Defunct body modification magazine

PFIQ (Piercing Fans International Quarterly) was a magazine published by Jim Ward from 1977 to 1997. It was the first publication about body piercing. Ward pioneered the field of body piercing and operated The Gauntlet, which was the first commercial establishment to offer the service in the United States.

==History and profile==
The first issue of the magazine appeared in October 1977. The first 14 issues of PFIQ were in black and white with single-color highlights in a few issues. From issue #15 on, the covers and centerfolds were in full color. The first issue was 16 pages long; by issue #31, PFIQ had grown to 32 pages. Page count continued to gradually increase. Issue #50, the final issue, contained 64 pages.
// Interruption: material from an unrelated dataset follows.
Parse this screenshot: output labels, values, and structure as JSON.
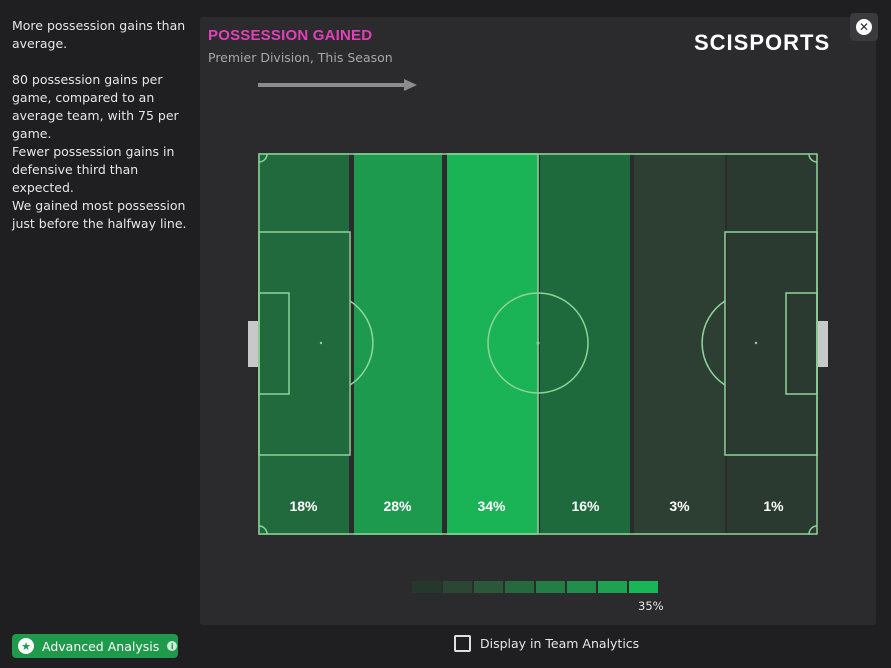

All issues were 8½×11" in size.

Only the first five issues were dated on the cover, though most of them included a copyright year. However, every issue was independently numbered. In spite of calling itself a quarterly, the publication was chronically late and the average number of issues per year, over the lifetime of PFIQ, was about 3.

Issues #1 and #3 were reprinted in the 1980s. The reprints are not hard to distinguish from the originals. The original issue #1 was black and white with two spot colors; the reprint has only the purple on the cover. Issue #3 was a complete redesign and bears the words "Revised Edition" on the cover.

Tattoo Samy appeared in PFIQ #18 (1983) and #19 as the magazine's first documented tongue piercing.

PFIQ contained a wide variety of material, mostly about body piercing, but occasionally about other forms of body art and body modification. A long series of articles by Jim Ward, "Pierce with a Pro," gave detailed information on how to perform many different piercings. Gauntlet also produced three "how-to" videos under the same title. Part 1 on male piercings appeared in 1988; part 2 covering female and unisex piercings was issued in 1994; part 3, an update of the first video came out in 1996.

The magazine contents also included interviews, accounts of piercings, letters from readers, book and video reviews, photographs, artwork, and fiction. PFIQ also contained advertising from a few businesses in closely related fields. Subscribers also received Pin Pals, a sheet of classified ads created to enable people with body piercings to meet each other.

== Reception ==
PFIQ was a controversial publication, due to its graphic portrayal of nudity and the piercing process. In some countries it was considered obscene, and confiscated by postal customs officials. It ceased publication in 1997 when Jim Ward sold Gauntlet. (Gauntlet failed under its new owner and closed in 1998.)